First few days in America

Well here we are in Sacramento. It’s big and it sprawls.

Chuck E Cheese

USA immigration were reluctant to let me into LA where I was taken aside by their officers to join many others, who were not being let in, in a dingy interview room to be further processed. Poor old Filo, was left stranded at the baggage carousal, to wait hopefully for me. I had the ongoing tickets so she was stranded as well. The result was that we missed our connecting flight to Sacramento whilst I just sat around waiting to be processed, all the time hoping that Filo was OK. Fortunately, she had the nous to make friends with a pleasant lady who let her use her phone to let her son know what was going on.

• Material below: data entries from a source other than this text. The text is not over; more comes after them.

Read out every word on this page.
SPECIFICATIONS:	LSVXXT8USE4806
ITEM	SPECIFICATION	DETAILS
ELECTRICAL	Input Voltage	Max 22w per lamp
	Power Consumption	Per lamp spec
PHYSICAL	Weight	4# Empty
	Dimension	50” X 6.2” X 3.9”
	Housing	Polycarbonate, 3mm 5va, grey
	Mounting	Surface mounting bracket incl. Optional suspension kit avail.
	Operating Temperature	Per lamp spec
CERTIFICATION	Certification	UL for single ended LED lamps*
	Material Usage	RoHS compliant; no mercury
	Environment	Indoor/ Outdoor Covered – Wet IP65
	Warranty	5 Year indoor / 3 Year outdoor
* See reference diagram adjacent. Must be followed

My further processing consisted of being asked two questions which I had already answered at the original officers station and I was let go. We had missed our connection and were put on a later flight free of additional charge. Whether I was randomly selected for this treatment or the first officer was just an as…..le I will never know. This process took four hours, which was pretty disturbing after we had been travelling for some 20 hours.

Well, as expected, America is brash. Sacramento is very flat and is the centre of acres and acres of wine grape growing; I have never seen the like. Historically it was subject to flooding which means that the banks of the Sacramento River have been raised considerably. When you drive along the river side banks you can see grape vines disappearing into the distant horizon.

Spent the first couple of days being entertained by Shobna’s friends and relatives. It would seem that our arrival coincided with leaving dos and birthday parties. This meant that we had to mix with drunken, and in some cases, maudlin individuals but also met some very nice characters.

So, the 29th is the first day we have been free to find our way around. It is remembrance day here and everything is shut. Koroi took us for a drive into down town and it was then that I realized that Sacramento seems not to have a distinctive city centre. We shall walk around tomorrow to familiarize ourselves.

Have noticed that a lot of people here have large cruise boats and spend their free time cruising up and down the river. Petty mind numbing.

Went to a noisy restaurant come gaming place (Chuck E Cheese) to have a bite and to entertain granddaughter. Koroi spent $50 on the machines which churn out lots and lots of tokens in the form of a chain of bus type tickets. On using up your allotted $50 you feed these tickets into a machine which counts them and gives you a receipt slip that you can exchange for prizes. Value of the prize I estimate to be about $2-3; a bit like the old fairgrounds. Anyway the whole rigmarole takes a lot of time and the child has been entertained, I guess.The food was bad.